First off, know whatever you do from the minute you get your first credit card, you are making footprints in the financial world that will be monitored and tracked for the next seven years, and in some cases, the rest of your life.
That is a good thing. If you are good with using your credit, it could help you if you need a loan to get a car, a house, better insurance rates, loans, and other perks down the road.
However, on the other hand, if you make some mistakes or do not use your credit wisely, it could hurt your ability to get a job, get an apartment, or even get other credit.
What is credit?
It means someone with money (like a bank, department store, auto dealership, etc.) wants to let you use their money and in return, they are going to charge you interest (extra money) to use it. That’s sometimes called the cost of money.
Credit is great for emergencies or short-term goals when you don’t have the cash on hand.
You will pay interest as well as paying back the money you are using in monthly installments, or in one lump sum, depending on your financial situation. Some creditors (the people who are letting you use their money) will tell you how long you’ll make the payments. Some will let you use and reuse the money indefinitely if you are making payments.
Paying on time.
Since creditors want you to take the repayment seriously, they will report your on-time payments to a credit reporting agency like Equifax, Experian or TransUnion. These agencies open a file based on your name and social security number. Every time you make a payment, they add that information to your file. Over time, these payments become part of your credit history.
Your credit history is assigned a number value from 300 to 850, and the higher the score, the better your credit rating is. A higher credit rating/score will get you all those benefits mentioned above.
Every time you miss a payment or pay late, it is reported, too. Your credit rating takes a hit. Every time you apply for more credit, it is reported to the credit agency, too. This could also lower your credit score if you make too many tries in a short time. This makes creditors nervous.
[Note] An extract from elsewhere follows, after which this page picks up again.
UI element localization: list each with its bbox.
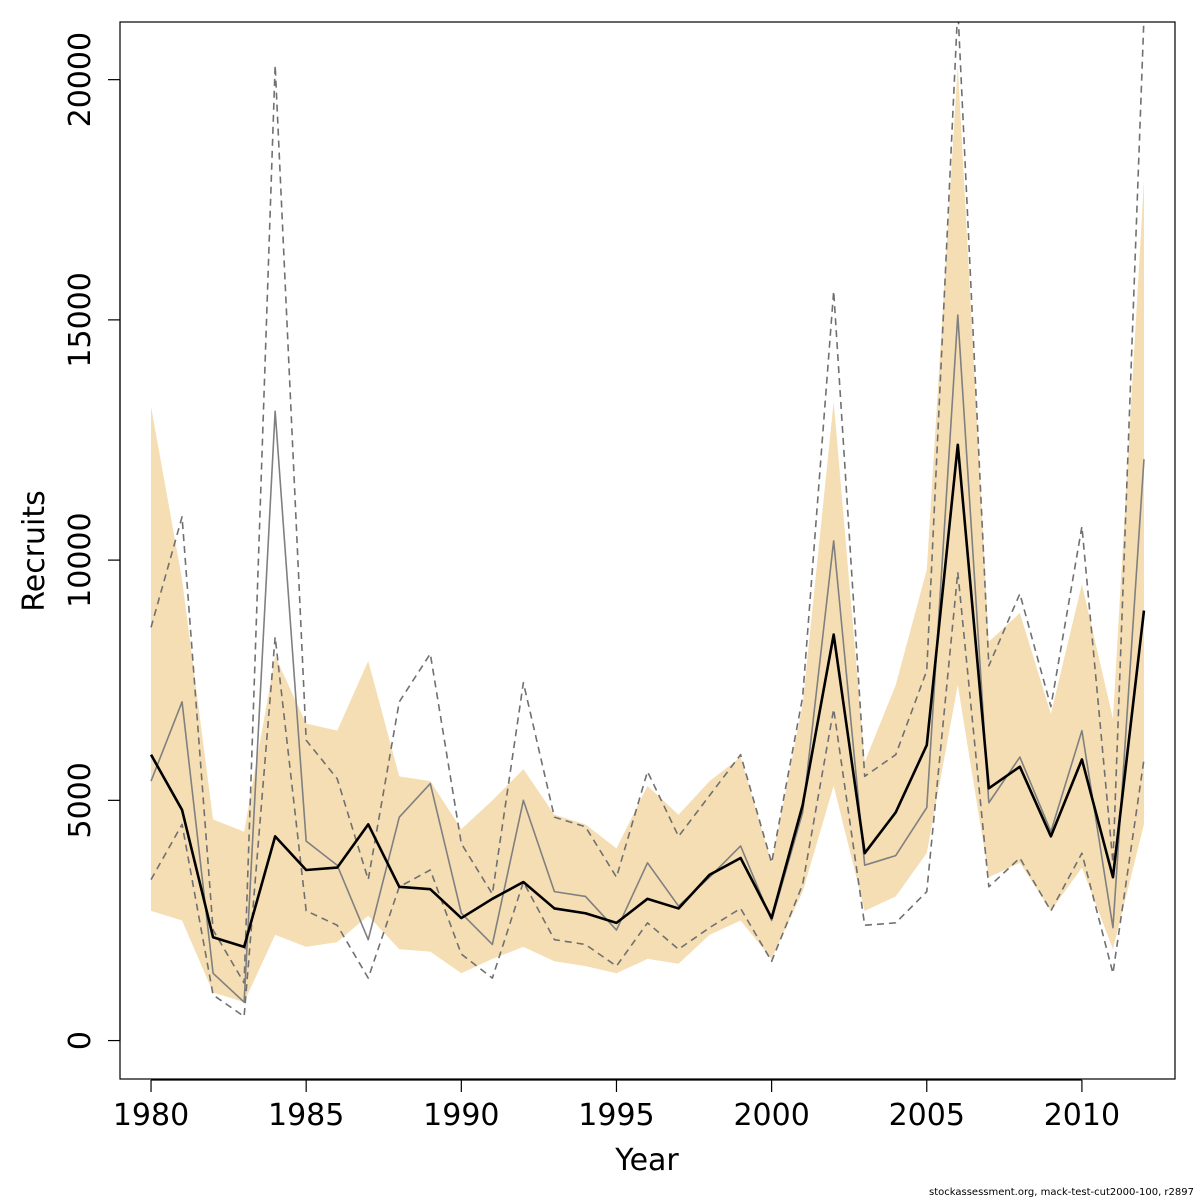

They wonder why you are trying so hard to get credit and if you are going to be responsible with it.
If you run into some financial trouble and can’t make payments, call your creditors right away and let them know. If you stop making payments, your accounts are referred to debt collectors whose sole job is to collect the payments from you. You’ll start getting charged late fees, and your credit score will drop.
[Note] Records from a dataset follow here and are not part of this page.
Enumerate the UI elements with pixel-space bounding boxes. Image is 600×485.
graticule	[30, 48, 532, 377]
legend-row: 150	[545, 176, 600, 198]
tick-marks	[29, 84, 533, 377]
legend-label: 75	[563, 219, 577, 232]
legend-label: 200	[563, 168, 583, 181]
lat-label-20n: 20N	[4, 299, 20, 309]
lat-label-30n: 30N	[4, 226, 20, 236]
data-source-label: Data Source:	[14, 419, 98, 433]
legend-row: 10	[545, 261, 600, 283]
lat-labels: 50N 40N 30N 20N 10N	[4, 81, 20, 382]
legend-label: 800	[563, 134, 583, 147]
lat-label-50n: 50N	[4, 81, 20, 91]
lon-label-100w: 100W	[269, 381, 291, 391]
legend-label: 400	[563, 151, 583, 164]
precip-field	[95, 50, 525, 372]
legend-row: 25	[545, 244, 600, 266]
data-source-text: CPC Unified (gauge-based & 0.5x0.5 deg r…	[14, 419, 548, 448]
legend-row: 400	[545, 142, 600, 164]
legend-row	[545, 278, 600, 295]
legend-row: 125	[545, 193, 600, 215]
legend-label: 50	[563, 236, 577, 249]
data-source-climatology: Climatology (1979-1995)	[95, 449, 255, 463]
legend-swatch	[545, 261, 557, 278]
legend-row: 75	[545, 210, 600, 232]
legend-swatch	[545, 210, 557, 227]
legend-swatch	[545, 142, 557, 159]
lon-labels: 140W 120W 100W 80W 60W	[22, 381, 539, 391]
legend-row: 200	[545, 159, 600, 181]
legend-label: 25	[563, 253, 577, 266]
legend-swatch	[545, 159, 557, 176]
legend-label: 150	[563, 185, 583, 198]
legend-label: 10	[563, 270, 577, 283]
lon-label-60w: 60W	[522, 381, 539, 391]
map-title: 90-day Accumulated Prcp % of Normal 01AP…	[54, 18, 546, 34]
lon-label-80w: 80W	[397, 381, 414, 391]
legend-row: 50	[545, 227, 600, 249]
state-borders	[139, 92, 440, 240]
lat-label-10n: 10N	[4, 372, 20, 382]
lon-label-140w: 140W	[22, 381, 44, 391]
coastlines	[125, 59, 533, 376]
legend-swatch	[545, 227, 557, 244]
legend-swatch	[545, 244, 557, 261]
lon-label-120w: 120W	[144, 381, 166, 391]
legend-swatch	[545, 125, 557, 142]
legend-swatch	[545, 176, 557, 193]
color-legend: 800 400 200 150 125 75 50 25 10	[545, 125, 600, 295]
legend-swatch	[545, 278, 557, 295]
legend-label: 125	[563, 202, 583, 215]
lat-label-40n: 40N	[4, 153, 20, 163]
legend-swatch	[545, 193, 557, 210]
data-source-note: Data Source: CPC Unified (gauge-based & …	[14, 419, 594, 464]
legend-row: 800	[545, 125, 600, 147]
If you are missing car payments, for example, the creditor may repossess it (take it back). If it’s a house, the lender will foreclose on it. These very serious life-changing credit events can prevent you from getting more credit for years.
Protecting your credit.
It’s your job to make sure you don’t let anyone else use your credit or accidentally get access to your credit, like leaving your credit cards where people can see them or take them. If using your credit card online, make sure you use strong passwords and usernames that no one can guess. If anyone ever asks you for your account numbers and you don’t know why they need them, don’t tell them.
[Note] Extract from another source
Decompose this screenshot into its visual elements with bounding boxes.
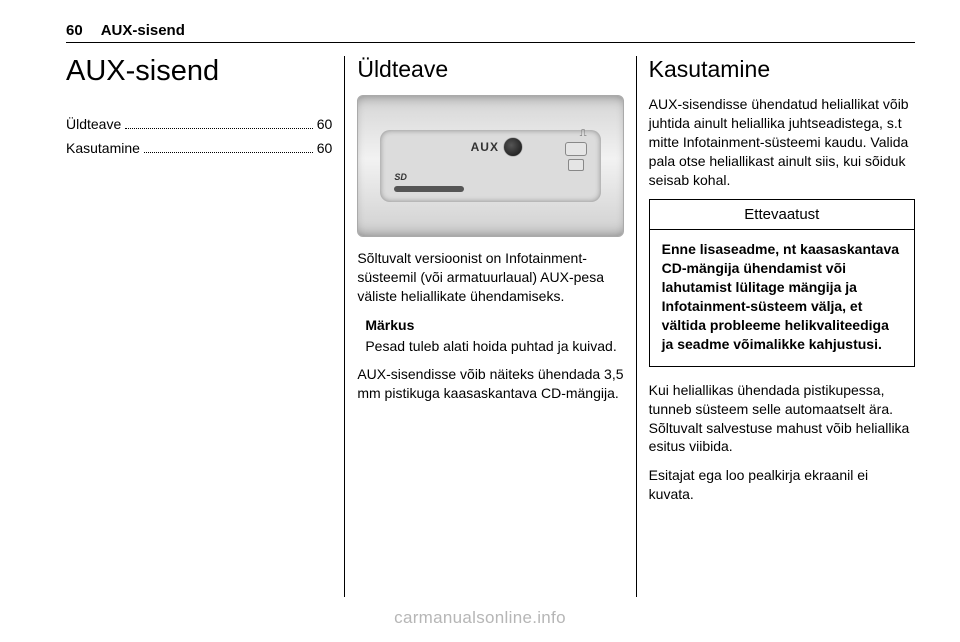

Before you apply for your first credit card, car loan or even mortgage, it’s important to talk to a professional about your budget. They can help advise you on next steps. A good place to start is at your bank. Advisors will talk to you about what your credit looks like and if you should request credit.
Above all, take your new credit seriously. It is a path to financial growth and freedom but, when used incorrectly, can be hurdle to a secure financial life.